RAG Metadata Filtering Strategies

Intermediate 10 min read

What you'll learn

✓Why metadata filtering matters in RAG
✓Common metadata schemas
✓Pre-filter versus post-filter strategies
✓How to combine filters with vector search
✓Pitfalls and how to avoid empty results

Prerequisites

•Familiar with APIs
•Basic RAG concepts

What and Why

Vector similarity is great at finding semantically related text but blind to attributes like date, owner, language, or document type. Metadata filtering layers structured constraints on top of semantic search so you can say things like “find chunks similar to this query, but only from the 2025 policy docs in English that this user can access.”

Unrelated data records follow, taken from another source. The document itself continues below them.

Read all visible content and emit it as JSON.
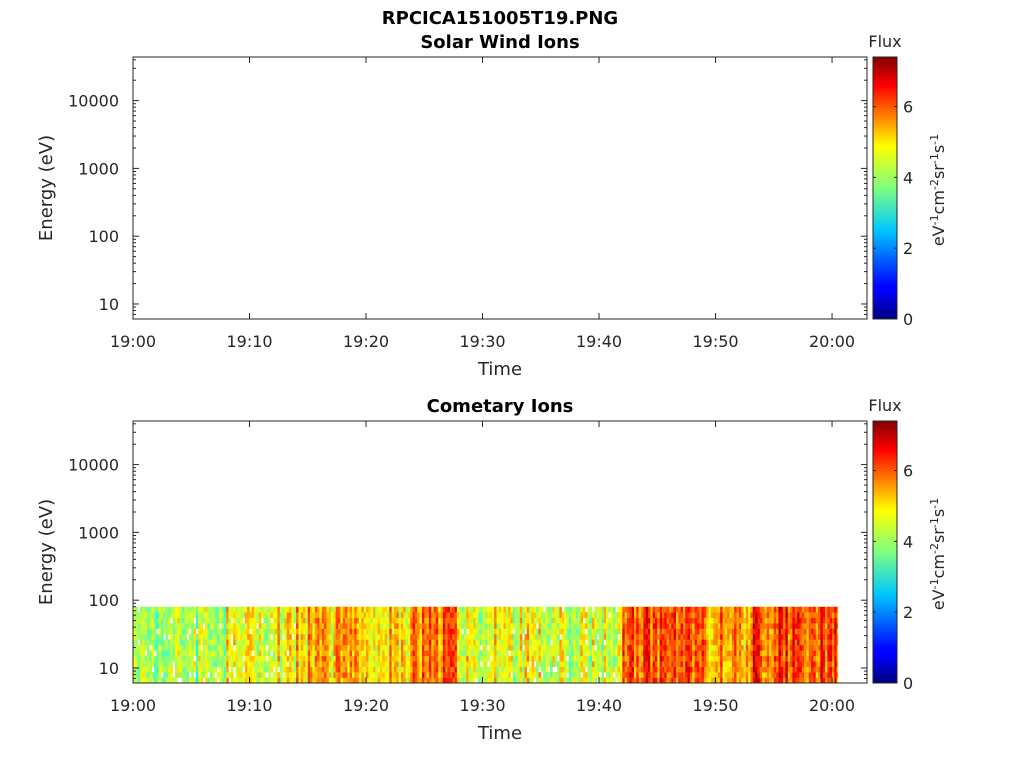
{
  "figure_title": "RPCICA151005T19.PNG",
  "colors": {
    "axis": "#262626",
    "background": "#ffffff"
  },
  "chart_data": [
    {
      "type": "heatmap",
      "title": "Solar Wind Ions",
      "xlabel": "Time",
      "ylabel": "Energy (eV)",
      "x_ticks": [
        "19:00",
        "19:10",
        "19:20",
        "19:30",
        "19:40",
        "19:50",
        "20:00"
      ],
      "xlim": [
        "19:00",
        "20:03"
      ],
      "y_scale": "log",
      "y_ticks": [
        {
          "value": 10,
          "label": "10"
        },
        {
          "value": 100,
          "label": "100"
        },
        {
          "value": 1000,
          "label": "1000"
        },
        {
          "value": 10000,
          "label": "10000"
        }
      ],
      "ylim": [
        6,
        44000
      ],
      "colorbar": {
        "title": "Flux",
        "label": "eV-1cm-2sr-1s-1",
        "colormap": "jet",
        "ticks": [
          0,
          2,
          4,
          6
        ],
        "range": [
          0,
          7.4
        ]
      },
      "data": "empty"
    },
    {
      "type": "heatmap",
      "title": "Cometary Ions",
      "xlabel": "Time",
      "ylabel": "Energy (eV)",
      "x_ticks": [
        "19:00",
        "19:10",
        "19:20",
        "19:30",
        "19:40",
        "19:50",
        "20:00"
      ],
      "xlim": [
        "19:00",
        "20:03"
      ],
      "y_scale": "log",
      "y_ticks": [
        {
          "value": 10,
          "label": "10"
        },
        {
          "value": 100,
          "label": "100"
        },
        {
          "value": 1000,
          "label": "1000"
        },
        {
          "value": 10000,
          "label": "10000"
        }
      ],
      "ylim": [
        6,
        44000
      ],
      "colorbar": {
        "title": "Flux",
        "label": "eV-1cm-2sr-1s-1",
        "colormap": "jet",
        "ticks": [
          0,
          2,
          4,
          6
        ],
        "range": [
          0,
          7.4
        ]
      },
      "energy_range": [
        6,
        80
      ],
      "time_range": [
        "19:00",
        "20:00:30"
      ],
      "flux_segments": [
        {
          "start": "19:00",
          "end": "19:08",
          "mean_flux": 4.0
        },
        {
          "start": "19:08",
          "end": "19:14",
          "mean_flux": 4.6
        },
        {
          "start": "19:14",
          "end": "19:24",
          "mean_flux": 5.0
        },
        {
          "start": "19:24",
          "end": "19:28",
          "mean_flux": 5.5
        },
        {
          "start": "19:28",
          "end": "19:36",
          "mean_flux": 4.5
        },
        {
          "start": "19:36",
          "end": "19:42",
          "mean_flux": 4.3
        },
        {
          "start": "19:42",
          "end": "19:49",
          "mean_flux": 6.0
        },
        {
          "start": "19:49",
          "end": "19:53",
          "mean_flux": 5.4
        },
        {
          "start": "19:53",
          "end": "20:00:30",
          "mean_flux": 6.0
        }
      ]
    }
  ]
}
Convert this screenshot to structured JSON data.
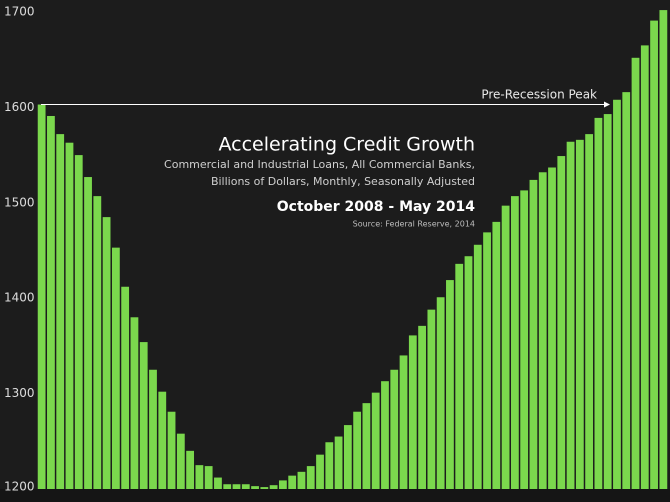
{
  "chart_data": {
    "type": "bar",
    "title": "Accelerating Credit Growth",
    "subtitle": [
      "Commercial and Industrial Loans, All Commercial Banks,",
      "Billions of Dollars, Monthly, Seasonally Adjusted"
    ],
    "date_range": "October 2008 - May 2014",
    "source": "Source: Federal Reserve, 2014",
    "annotation": "Pre-Recession Peak",
    "categories": [
      null,
      null,
      null,
      null,
      null,
      null,
      null,
      null,
      null,
      null,
      null,
      null,
      null,
      null,
      null,
      null,
      null,
      null,
      null,
      null,
      null,
      null,
      null,
      null,
      null,
      null,
      null,
      null,
      null,
      null,
      null,
      null,
      null,
      null,
      null,
      null,
      null,
      null,
      null,
      null,
      null,
      null,
      null,
      null,
      null,
      null,
      null,
      null,
      null,
      null,
      null,
      null,
      null,
      null,
      null,
      null,
      null,
      null,
      null,
      null,
      null,
      null,
      null,
      null,
      null,
      null,
      null,
      null
    ],
    "values": [
      1603,
      1591,
      1572,
      1563,
      1550,
      1527,
      1507,
      1485,
      1453,
      1412,
      1380,
      1354,
      1325,
      1302,
      1281,
      1258,
      1240,
      1225,
      1224,
      1212,
      1205,
      1205,
      1205,
      1203,
      1202,
      1204,
      1209,
      1214,
      1218,
      1224,
      1236,
      1249,
      1255,
      1267,
      1281,
      1290,
      1301,
      1313,
      1325,
      1340,
      1361,
      1371,
      1388,
      1401,
      1419,
      1436,
      1444,
      1456,
      1469,
      1480,
      1497,
      1507,
      1513,
      1524,
      1532,
      1537,
      1549,
      1564,
      1566,
      1572,
      1589,
      1593,
      1608,
      1616,
      1652,
      1665,
      1691,
      1702
    ],
    "color": "#7bd84d",
    "ylim": [
      1200,
      1700
    ],
    "yticks": [
      1200,
      1300,
      1400,
      1500,
      1600,
      1700
    ]
  }
}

This matters for three reasons: precision, scope, and security. Precision improves because irrelevant matches get pruned. Scope lets users narrow into a project or product. Security ensures a user cannot retrieve documents they should not see, which is a hard requirement in enterprise RAG.

Mental Model

Imagine a library where every book has both a topic and a colored sticker on the spine indicating its language, year, and department. Semantic search picks books by topic. Filters check the sticker. You can either pull a giant pile by topic and then sort by sticker (post-filter) or first walk to the right shelf and only search topics there (pre-filter).

Pre-filtering is faster and more accurate when your filter is selective. Post-filtering is simpler but wastes work and can return too few results if the filter is strict.

Hands-on Example

Most modern vector databases (Pinecone, Weaviate, Qdrant, pgvector with jsonb) support filters in the query. Here is a Qdrant example:

from qdrant_client import QdrantClient
from qdrant_client.http import models as qm

client = QdrantClient("localhost", port=6333)

results = client.search(
    collection_name="docs",
    query_vector=embed("How do I rotate API keys?"),
    query_filter=qm.Filter(
        must=[
            qm.FieldCondition(key="product", match=qm.MatchValue(value="auth")),
            qm.FieldCondition(key="year", range=qm.Range(gte=2024)),
        ]
    ),
    limit=5,
)

Here product and year are metadata fields stored alongside each vector. The database uses an index on those fields to restrict the search space before doing nearest-neighbor lookup.


Pre-filter:
query ---> [filter by product=auth] ---> [vector search] ---> top-k

Post-filter:
query ---> [vector search top-N] ---> [filter by product=auth] ---> top-k

Hybrid:
query ---> [filter] ---> [vector search] ---> [re-rank] ---> top-k

Pre-filter vs post-filter retrieval flows

A common schema is to attach: source, doc_id, chunk_id, created_at, updated_at, author, team, product, language, acl (list of allowed user or group IDs), and maybe section_path.

Trade-offs

Pre-filter is fast when the filter selects a small slice and the database supports indexed filtering. It can hurt recall if you over-constrain. For example, filtering to a single quarter may exclude an evergreen FAQ chunk that is still the best answer.

Post-filter is safe in correctness but wastes compute, since you fetch many vectors only to throw most away. It also risks returning too few results if your over-fetch factor is wrong.

Storing too many metadata fields slows writes and bloats memory. Storing too few limits future filters. A practical middle path is to add only the fields you can imagine filtering on within six months, and keep the rest as raw text.

Permissions are the trickiest area. ACL lists work but explode for documents shared with many groups. Group-based ACLs and role expansion at query time scale better, but require a sync between your identity system and the vector store.

Practical Tips

Always include source and a stable doc_id in metadata. You will need it for de-duplication and citations.
For dates, store epoch seconds or ISO strings consistently. Mixed formats break range filters silently.
Test what happens when filters return zero hits. The pipeline should fall back gracefully rather than handing the LLM nothing.
Combine filters with hybrid search (BM25 plus vectors) for queries that contain exact identifiers like ticket numbers.
Log filter usage. You will discover which fields users actually rely on, and which ones can be dropped.
Push permissions filters as close to the database as possible. Never filter ACLs in application code only.

Wrap-up

Metadata filters turn a generic semantic search into a focused, secure retriever. Decide your schema early, pick pre-filtering when selective and post-filtering when not, and watch out for over-constrained queries that return nothing. Done well, metadata filtering quietly doubles the perceived quality of your RAG system without changing the model or the embeddings.